Duesberg’s supporters may look at the relative neglect of chromosomal structure as a controller of gene expression and a potential cause of cancer and wonder why it was neglected for so long. The analogy I like to make is to politics. It is said that politics is the art of the possible. To me, science is the study of what it is possible to study. Two to three decades ago, we figured out how to study individual genes; so that’s what we studied, even though we soon realized that such reductionist techniques did not give the complete picture of cancer. Less than 10 years ago, gene chips, coupled with improvements in statistical analysis and increases in computing power that made it possible to analyze the data produced from such huge experiments, allowed us to look at the expression of the entire genome at once, leading to a richer understanding of the changes in gene expression that occur during cancer. The more sophisticated techniques and understanding did not invalidate what we had learned before; it complemented and extended it. Similarly, we now have the tools to probe chromatin structure at a level of detail never before possible; consequently we are now looking at chromatin structure in cancer. Our increasing ability to probe the detailed structure of chromosomes will likely now complement and extend what we have learned about cancer through the study of mutations in individual genes. Walter Giaretti asks:

…I would like to pose the question if the “aneuploidy theory” of cancer in relationship with the “mutation theory” still remains as controversial as in the near past. Don’t we have now enough experimental evidence that cancer originates and progresses with the contribution of both gene mutations and aneuploidy?

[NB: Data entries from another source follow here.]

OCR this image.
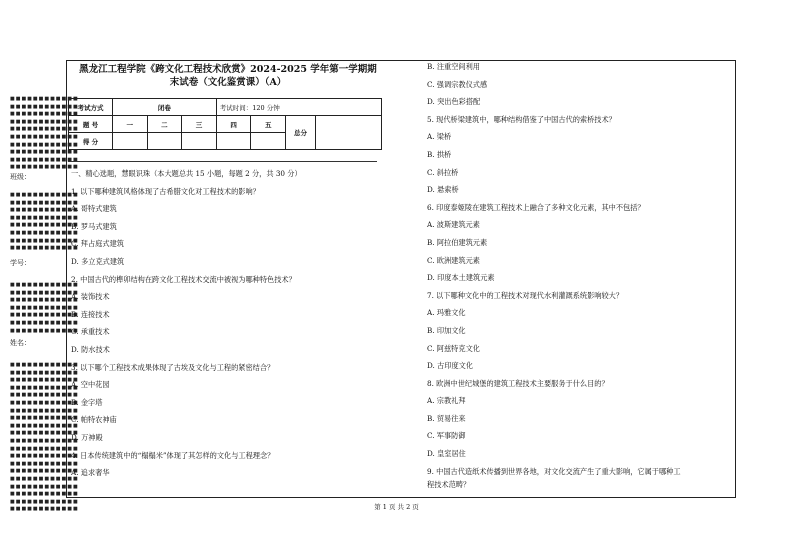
■■■■■■■■■■■■
■■■■■■■■■■■■
■■■■■■■■■■■■
■■■■■■■■■■■■
■■■■■■■■■■■■
■■■■■■■■■■■■
■■■■■■■■■■■■
■■■■■■■■■■■■
■■■■■■■■■■■■
■■■■■■■■■■■■
班级：
■■■■■■■■■■■■
■■■■■■■■■■■■
■■■■■■■■■■■■
■■■■■■■■■■■■
■■■■■■■■■■■■
■■■■■■■■■■■■
■■■■■■■■■■■■
■■■■■■■■■■■■
学号：
■■■■■■■■■■■■
■■■■■■■■■■■■
■■■■■■■■■■■■
■■■■■■■■■■■■
■■■■■■■■■■■■
■■■■■■■■■■■■
■■■■■■■■■■■■
姓名：
■■■■■■■■■■■■
■■■■■■■■■■■■
■■■■■■■■■■■■
■■■■■■■■■■■■
■■■■■■■■■■■■
■■■■■■■■■■■■
■■■■■■■■■■■■
■■■■■■■■■■■■
■■■■■■■■■■■■
■■■■■■■■■■■■
■■■■■■■■■■■■
■■■■■■■■■■■■
■■■■■■■■■■■■
■■■■■■■■■■■■
■■■■■■■■■■■■
■■■■■■■■■■■■
■■■■■■■■■■■■
■■■■■■■■■■■■
■■■■■■■■■■■■
■■■■■■■■■■■■
黑龙江工程学院《跨文化工程技术欣赏》2024-2025 学年第一学期期
末试卷（文化鉴赏课）（A）
考试方式	闭卷			考试时间：120 分钟			
题 号	一	二	三	四	五	总分	
得 分							
一、精心选题，慧眼识珠（本大题总共 15 小题，每题 2 分，共 30 分）
1. 以下哪种建筑风格体现了古希腊文化对工程技术的影响？
A. 哥特式建筑
B. 罗马式建筑
C. 拜占庭式建筑
D. 多立克式建筑
2. 中国古代的榫卯结构在跨文化工程技术交流中被视为哪种特色技术？
A. 装饰技术
B. 连接技术
C. 承重技术
D. 防水技术
3. 以下哪个工程技术成果体现了古埃及文化与工程的紧密结合？
A. 空中花园
B. 金字塔
C. 帕特农神庙
D. 万神殿
4. 日本传统建筑中的“榻榻米”体现了其怎样的文化与工程理念？
A. 追求奢华
B. 注重空间利用
C. 强调宗教仪式感
D. 突出色彩搭配
5. 现代桥梁建筑中，哪种结构借鉴了中国古代的索桥技术？
A. 梁桥
B. 拱桥
C. 斜拉桥
D. 悬索桥
6. 印度泰姬陵在建筑工程技术上融合了多种文化元素，其中不包括？
A. 波斯建筑元素
B. 阿拉伯建筑元素
C. 欧洲建筑元素
D. 印度本土建筑元素
7. 以下哪种文化中的工程技术对现代水利灌溉系统影响较大？
A. 玛雅文化
B. 印加文化
C. 阿兹特克文化
D. 古印度文化
8. 欧洲中世纪城堡的建筑工程技术主要服务于什么目的？
A. 宗教礼拜
B. 贸易往来
C. 军事防御
D. 皇室居住
9. 中国古代造纸术传播到世界各地，对文化交流产生了重大影响，它属于哪种工
程技术范畴？
第 1 页 共 2 页
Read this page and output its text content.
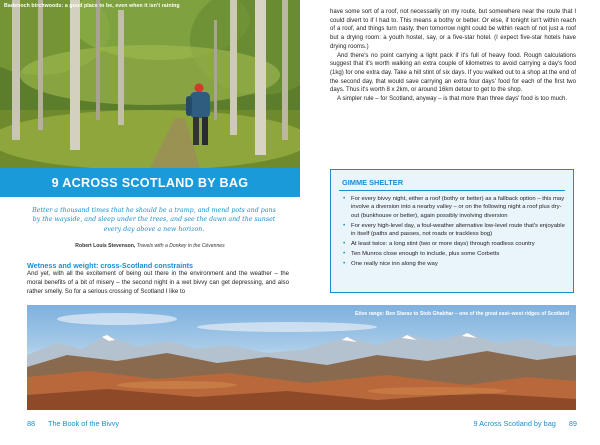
Badenoch birchwoods: a good place to be, even when it isn't raining
9 ACROSS SCOTLAND BY BAG
Better a thousand times that he should be a tramp, and mend pots and pans by the wayside, and sleep under the trees, and see the dawn and the sunset every day above a new horizon.
Robert Louis Stevenson, Travels with a Donkey in the Cévennes
Wetness and weight: cross-Scotland constraints
And yet, with all the excitement of being out there in the environment and the weather – the moral benefits of a bit of misery – the second night in a wet bivvy can get depressing, and also rather smelly. So for a serious crossing of Scotland I like to

have some sort of a roof, not necessarily on my route, but somewhere near the route that I could divert to if I had to. This means a bothy or better. Or else, if tonight isn't within reach of a roof, and things turn nasty, then tomorrow night could be within reach of not just a roof but a drying room: a youth hostel, say, or a five-star hotel. (I expect five-star hotels have drying rooms.)

And there's no point carrying a light pack if it's full of heavy food. Rough calculations suggest that it's worth walking an extra couple of kilometres to avoid carrying a day's food (1kg) for one extra day. Take a hill stint of six days. If you walked out to a shop at the end of the second day, that would save carrying an extra four days' food for each of the first two days. Thus it's worth 8 x 2km, or around 16km detour to get to the shop.

A simpler rule – for Scotland, anyway – is that more than three days' food is too much.

GIMME SHELTER
• For every bivvy night, either a roof (bothy or better) as a fallback option – this may involve a diversion into a nearby valley – or on the following night a roof plus dry-out (bunkhouse or better), again possibly involving diversion
• For every high-level day, a foul-weather alternative low-level route that's enjoyable in itself (paths and passes, not roads or trackless bog)
• At least twice: a long stint (two or more days) through roadless country
• Ten Munros close enough to include, plus some Corbetts
• One really nice inn along the way
Etive range: Ben Starav to Stob Ghabhar – one of the great east–west ridges of Scotland
88 The Book of the Bivvy	9 Across Scotland by bag 89
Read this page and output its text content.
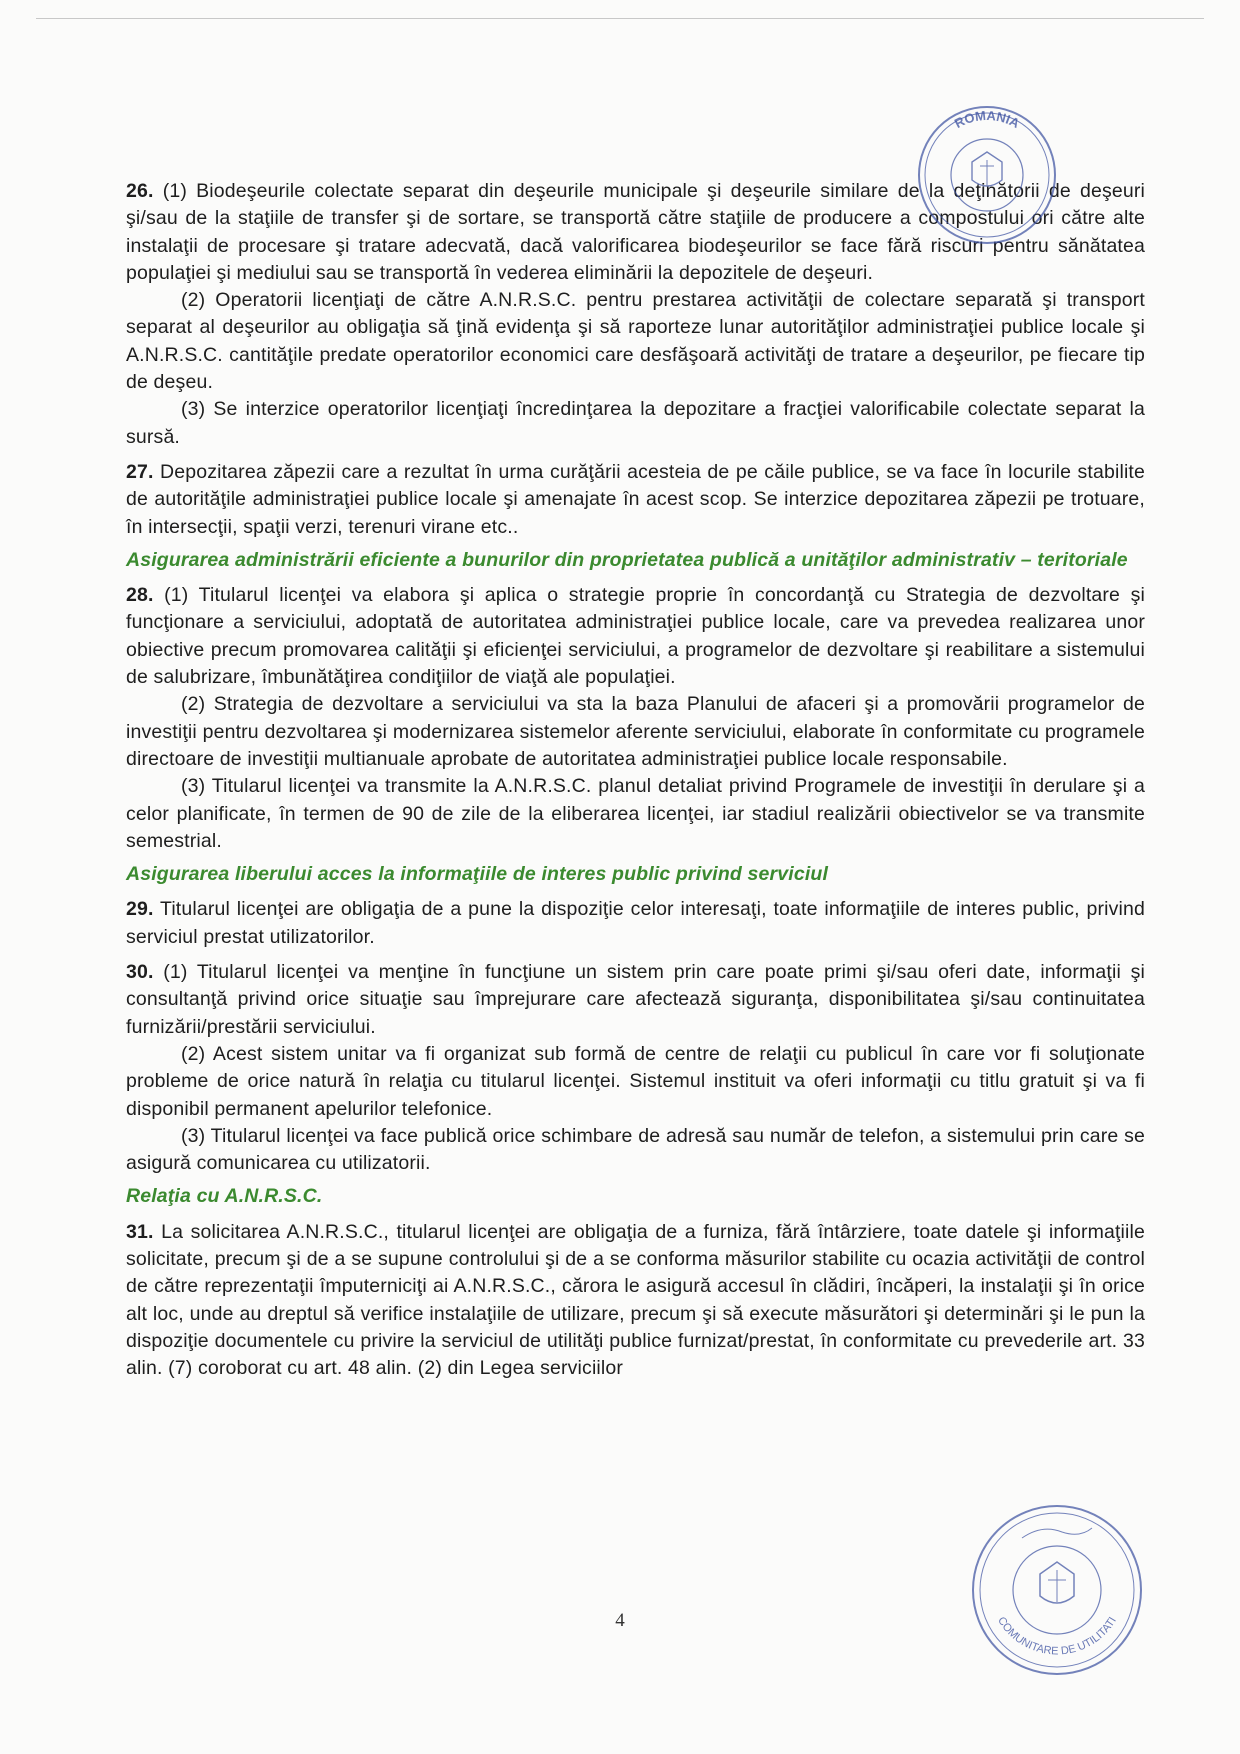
26. (1) Biodeşeurile colectate separat din deşeurile municipale şi deşeurile similare de la deţinătorii de deşeuri şi/sau de la staţiile de transfer şi de sortare, se transportă către staţiile de producere a compostului ori către alte instalaţii de procesare şi tratare adecvată, dacă valorificarea biodeşeurilor se face fără riscuri pentru sănătatea populaţiei şi mediului sau se transportă în vederea eliminării la depozitele de deşeuri.

(2) Operatorii licenţiaţi de către A.N.R.S.C. pentru prestarea activităţii de colectare separată şi transport separat al deşeurilor au obligaţia să ţină evidenţa şi să raporteze lunar autorităţilor administraţiei publice locale şi A.N.R.S.C. cantităţile predate operatorilor economici care desfăşoară activităţi de tratare a deşeurilor, pe fiecare tip de deşeu.

(3) Se interzice operatorilor licenţiaţi încredinţarea la depozitare a fracţiei valorificabile colectate separat la sursă.

27. Depozitarea zăpezii care a rezultat în urma curăţării acesteia de pe căile publice, se va face în locurile stabilite de autorităţile administraţiei publice locale şi amenajate în acest scop. Se interzice depozitarea zăpezii pe trotuare, în intersecţii, spaţii verzi, terenuri virane etc..

Asigurarea administrării eficiente a bunurilor din proprietatea publică a unităţilor administrativ – teritoriale

28. (1) Titularul licenţei va elabora şi aplica o strategie proprie în concordanţă cu Strategia de dezvoltare şi funcţionare a serviciului, adoptată de autoritatea administraţiei publice locale, care va prevedea realizarea unor obiective precum promovarea calităţii şi eficienţei serviciului, a programelor de dezvoltare şi reabilitare a sistemului de salubrizare, îmbunătăţirea condiţiilor de viaţă ale populaţiei.

(2) Strategia de dezvoltare a serviciului va sta la baza Planului de afaceri şi a promovării programelor de investiţii pentru dezvoltarea şi modernizarea sistemelor aferente serviciului, elaborate în conformitate cu programele directoare de investiţii multianuale aprobate de autoritatea administraţiei publice locale responsabile.

(3) Titularul licenţei va transmite la A.N.R.S.C. planul detaliat privind Programele de investiţii în derulare şi a celor planificate, în termen de 90 de zile de la eliberarea licenţei, iar stadiul realizării obiectivelor se va transmite semestrial.

Asigurarea liberului acces la informaţiile de interes public privind serviciul

29. Titularul licenţei are obligaţia de a pune la dispoziţie celor interesaţi, toate informaţiile de interes public, privind serviciul prestat utilizatorilor.

30. (1) Titularul licenţei va menţine în funcţiune un sistem prin care poate primi şi/sau oferi date, informaţii şi consultanţă privind orice situaţie sau împrejurare care afectează siguranţa, disponibilitatea şi/sau continuitatea furnizării/prestării serviciului.

(2) Acest sistem unitar va fi organizat sub formă de centre de relaţii cu publicul în care vor fi soluţionate probleme de orice natură în relaţia cu titularul licenţei. Sistemul instituit va oferi informaţii cu titlu gratuit şi va fi disponibil permanent apelurilor telefonice.

(3) Titularul licenţei va face publică orice schimbare de adresă sau număr de telefon, a sistemului prin care se asigură comunicarea cu utilizatorii.

Relaţia cu A.N.R.S.C.

31. La solicitarea A.N.R.S.C., titularul licenţei are obligaţia de a furniza, fără întârziere, toate datele şi informaţiile solicitate, precum şi de a se supune controlului şi de a se conforma măsurilor stabilite cu ocazia activităţii de control de către reprezentaţii împuterniciţi ai A.N.R.S.C., cărora le asigură accesul în clădiri, încăperi, la instalaţii şi în orice alt loc, unde au dreptul să verifice instalaţiile de utilizare, precum şi să execute măsurători şi determinări şi le pun la dispoziţie documentele cu privire la serviciul de utilităţi publice furnizat/prestat, în conformitate cu prevederile art. 33 alin. (7) coroborat cu art. 48 alin. (2) din Legea serviciilor

4
ROMANIA
COMUNITARE DE UTILITATI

Duesberg’s failure is that he doesn’t seem willing to accept that the answer to this question is almost certainly “yes.” As Giaretti puts it:

It is likely that new studies directly comparing DNA copy number and gene expression will be performed in the near future on the role of aneuploidy in cancer, on what genetic events may induce chromosomal instability and on the validation of novel criteria for early diagnosis. It is predictable that these studies will vanish the conflicting views that either aneuploidy or gene mutations are a unique cause of the origin and progression of cancer negating the role of the alternative mechanism. Today, these conflicting interpretations are increasingly being abandoned to let a more complex mixed paradigm take over from previous concepts. In brief, ideas stemming from the old Boveri theory and from the modern theories may soon be seen as cooperative and equally important to cancer.

There are indeed deficiencies in our current understanding of cancer initiation and progression, but there’s no reason that gene mutations and aneuploidy couldn’t both contribute to these processes. Indeed, I’d be surprised if it were otherwise. Duesberg seems too dogmatic and wedded to his hypothesis to see the big picture.